I bought Buster Midnight's Cafe by Sandra Dallas at one of those "Book Sale" places that will set up shop in an empty storefront for a few weeks and sell remaindered books. I believe I was around 15, and bought it to read when I went on a cross-country driving trip with my family. Sandra Dallas has since gone on to write historical fiction novels with strong feminist themes (often with quilting mixed in there too). There's a particular image from one of her books that will be seared into my brain forever, of a woman (a neighbor of the main character) beaten by her husband, then tied to a post until she froze solid.Buster Midnight's Cafe is different from the rest of her books. The narrator Effa Commander, now in her 80s, recalls growing up in Butte, Montana in the 1930s and 1940s with her friends. Effa was part of a clique called the "Unholy Three", one of whom, May Anna, grew up to become a movie star. May Anna's boyfriend growing up, Buster, became a famous boxer.
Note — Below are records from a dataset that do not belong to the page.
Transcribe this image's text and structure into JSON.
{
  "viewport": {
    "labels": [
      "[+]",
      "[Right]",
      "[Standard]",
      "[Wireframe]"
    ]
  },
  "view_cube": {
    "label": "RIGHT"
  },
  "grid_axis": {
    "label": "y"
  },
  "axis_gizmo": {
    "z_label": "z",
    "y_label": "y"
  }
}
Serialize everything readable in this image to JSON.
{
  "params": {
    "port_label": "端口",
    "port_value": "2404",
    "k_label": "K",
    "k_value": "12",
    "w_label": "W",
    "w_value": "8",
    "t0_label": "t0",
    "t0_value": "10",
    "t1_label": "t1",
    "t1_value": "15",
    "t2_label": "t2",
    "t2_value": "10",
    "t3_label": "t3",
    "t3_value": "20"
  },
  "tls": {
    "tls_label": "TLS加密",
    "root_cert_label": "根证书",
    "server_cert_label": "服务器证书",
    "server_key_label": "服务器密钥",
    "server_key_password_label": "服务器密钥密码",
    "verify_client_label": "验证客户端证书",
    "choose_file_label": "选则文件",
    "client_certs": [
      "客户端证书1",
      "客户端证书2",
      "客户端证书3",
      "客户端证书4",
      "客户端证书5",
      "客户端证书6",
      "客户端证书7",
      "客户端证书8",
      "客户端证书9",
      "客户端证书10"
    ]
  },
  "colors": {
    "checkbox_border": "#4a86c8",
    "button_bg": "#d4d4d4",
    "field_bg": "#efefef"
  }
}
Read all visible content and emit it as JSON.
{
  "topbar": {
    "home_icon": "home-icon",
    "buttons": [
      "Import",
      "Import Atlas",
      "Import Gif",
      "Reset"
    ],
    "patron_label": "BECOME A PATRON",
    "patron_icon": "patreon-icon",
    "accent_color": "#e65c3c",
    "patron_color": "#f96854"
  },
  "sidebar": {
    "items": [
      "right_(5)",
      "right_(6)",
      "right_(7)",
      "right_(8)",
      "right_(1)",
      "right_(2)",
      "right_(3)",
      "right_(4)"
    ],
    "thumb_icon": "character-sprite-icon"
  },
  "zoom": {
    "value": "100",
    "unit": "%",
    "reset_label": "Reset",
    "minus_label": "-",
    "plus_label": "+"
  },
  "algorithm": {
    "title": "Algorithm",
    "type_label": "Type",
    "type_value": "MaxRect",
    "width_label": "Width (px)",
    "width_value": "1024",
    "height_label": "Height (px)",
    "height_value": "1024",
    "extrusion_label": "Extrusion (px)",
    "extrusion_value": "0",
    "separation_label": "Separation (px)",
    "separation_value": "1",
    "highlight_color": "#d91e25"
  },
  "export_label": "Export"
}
The book kind of chronicles the dark side of these dreams, however. An incident of murder at May Anna's house in Hollywood, for which Buster is blamed, tanks his career while allowing hers to soar to new heights, but costing her Buster's love and making her distant from her friends. May Anna's story will have a familiar ring to anyone who's watched shows like VH1 Behind the Music or the E! Hollywood True Story. But by telling it through her friend Effa Commander's eyes, it makes it seem fresh. Effa (and the other member of the Unholy Three, Whippy Bird) remain in Butte except for a few visits, so the viewpoint is basically that of a privileged outsider. Effa is also leading a life of her own, which she shares with us. It's an entertaining read and has long been a favorite.

My other old favorite that I've dusted off is She's Come Undone by Wally Lamb. I think this was probably one of the most widely read novels of the late 90s, so I won't say too much about it except that it's still good, and that it still impresses me how well he managed to write from a woman's viewpoint. I remember checking the author's bio after I read it just to make sure that Wally was, indeed, a man's name.

What are some of your old favorites?

1 comment:

cephyn said...

I've meant to read She's Come Undone for years, but haven't really gotten around to it. I also have wondered if I would fully "get it" - not being a female. Do you think it is an enjoyable book by sexes, or do men really miss out on the subtler nuance?